It’s 2016, and every time I drive home the street is clustered with an assortment of restaurants and fast food chains. It’s too easy to succumb to the easiness of buying your food out. While I agree that some days I just can’t imagine having to cook my food, I do try and prepare my meals at least five days a week. Not only is this more cost efficient, it can also be so much healthier.
In terms of cost, I’ve noticed that by strategically making a large dinner, I can have enough food left over for lunch the next day and even another dinner later in the week. That’s a lot of savings! If I buy lunch out every day of the week, it’s an average of $6 a meal, or a total of $30 a week. $120 a month! If I don’t have leftovers to have for my lunch, my go-to is a sandwich using whole wheat bread, mustard (there are about 100 calories in a tablespoon of mayo), deli meat and cheese, and veggies.

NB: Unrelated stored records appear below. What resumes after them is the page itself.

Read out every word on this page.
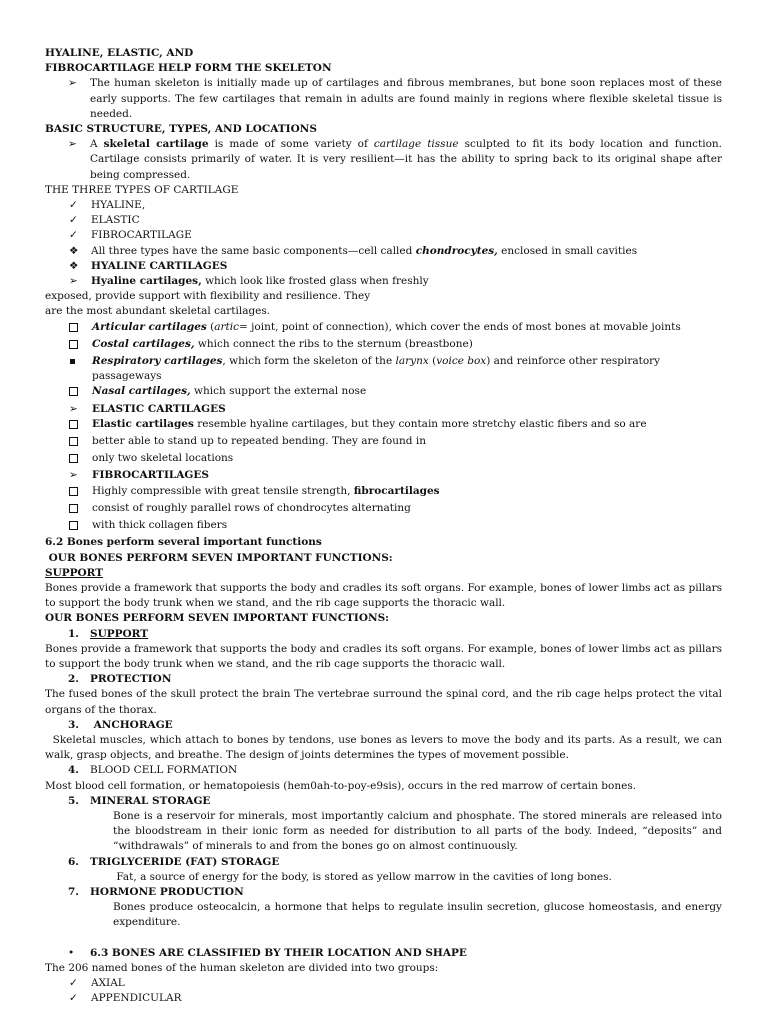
HYALINE, ELASTIC, AND
FIBROCARTILAGE HELP FORM THE SKELETON
➢	The human skeleton is initially made up of cartilages and fibrous membranes, but bone soon replaces most of these early supports. The few cartilages that remain in adults are found mainly in regions where flexible skeletal tissue is needed.
BASIC STRUCTURE, TYPES, AND LOCATIONS
➢	A skeletal cartilage is made of some variety of cartilage tissue sculpted to fit its body location and function. Cartilage consists primarily of water. It is very resilient—it has the ability to spring back to its original shape after being compressed.
THE THREE TYPES OF CARTILAGE
✓	HYALINE,
✓	ELASTIC
✓	FIBROCARTILAGE
❖	All three types have the same basic components—cell called chondrocytes, enclosed in small cavities
❖	HYALINE CARTILAGES
➢	Hyaline cartilages, which look like frosted glass when freshly
exposed, provide support with flexibility and resilience. They
are the most abundant skeletal cartilages.
Articular cartilages (artic= joint, point of connection), which cover the ends of most bones at movable joints
Costal cartilages, which connect the ribs to the sternum (breastbone)
Respiratory cartilages, which form the skeleton of the larynx (voice box) and reinforce other respiratory passageways
Nasal cartilages, which support the external nose
➢	ELASTIC CARTILAGES
Elastic cartilages resemble hyaline cartilages, but they contain more stretchy elastic fibers and so are
better able to stand up to repeated bending. They are found in
only two skeletal locations
➢	FIBROCARTILAGES
Highly compressible with great tensile strength, fibrocartilages
consist of roughly parallel rows of chondrocytes alternating
with thick collagen fibers
6.2 Bones perform several important functions
OUR BONES PERFORM SEVEN IMPORTANT FUNCTIONS:
SUPPORT
Bones provide a framework that supports the body and cradles its soft organs. For example, bones of lower limbs act as pillars to support the body trunk when we stand, and the rib cage supports the thoracic wall.
OUR BONES PERFORM SEVEN IMPORTANT FUNCTIONS:
1.	SUPPORT
Bones provide a framework that supports the body and cradles its soft organs. For example, bones of lower limbs act as pillars to support the body trunk when we stand, and the rib cage supports the thoracic wall.
2.	PROTECTION
The fused bones of the skull protect the brain The vertebrae surround the spinal cord, and the rib cage helps protect the vital organs of the thorax.
3.	ANCHORAGE
Skeletal muscles, which attach to bones by tendons, use bones as levers to move the body and its parts. As a result, we can walk, grasp objects, and breathe. The design of joints determines the types of movement possible.
4.	BLOOD CELL FORMATION
Most blood cell formation, or hematopoiesis (hem0ah-to-poy-e9sis), occurs in the red marrow of certain bones.
5.	MINERAL STORAGE
Bone is a reservoir for minerals, most importantly calcium and phosphate. The stored minerals are released into the bloodstream in their ionic form as needed for distribution to all parts of the body. Indeed, “deposits” and “withdrawals” of minerals to and from the bones go on almost continuously.
6.	TRIGLYCERIDE (FAT) STORAGE
Fat, a source of energy for the body, is stored as yellow marrow in the cavities of long bones.
7.	HORMONE PRODUCTION
Bones produce osteocalcin, a hormone that helps to regulate insulin secretion, glucose homeostasis, and energy expenditure.
•	6.3 BONES ARE CLASSIFIED BY THEIR LOCATION AND SHAPE
The 206 named bones of the human skeleton are divided into two groups:
✓	AXIAL
✓	APPENDICULAR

I also bring a fruit as “dessert” – an apple, banana, or a couple of tangerines.
While cost is a huge benefit for making rather than buying food (my college-student budget is appreciative), I also do this for health reasons. When I cook, I can control what ingredients I use. I can control the amount of oil and salt that’s used, how many veggies I incorporate, choose low-fat meats, use whatever seasonings I want, etc. When I buy food out, I don’t know what they’re using. They could be using a gallon of butter for all I know (they’re probably not, but who knows). Most fast food chains add an assortment of unnecessary chemicals that I would rather not have in my body, thanks. In general, when I cook my own food, I feel better afterwards because I use ingredients that are good for my body.
Also think of it this way: It’s 2016, and the internet is at your disposal. While people used to rely on recipe books and sheer innovation to find recipes, you can now find anything with a simple good search. Millions of recipes free for you to use, with pretty pictures and in depth instructions. You can find the simplest of recipes to the most complex (when you’re feeling cray-zy). Find some simple stir-fry recipe, or a 30-minute crock pot recipe.
Pinterest is a great website where people can share recipes and save them for future use. I also like Foodgawker. I think of it as Pinterest but for foodies. You can type in any ingredients you want to use and hundreds to thousands of recipes will pop up. I like to search by the most popular – of the week, the month, or all time. You can also type in keywords like “healthy” and “easy” to find things to cook during a busy week.
Anyway, hoped this was at least a little insightful. See you soon!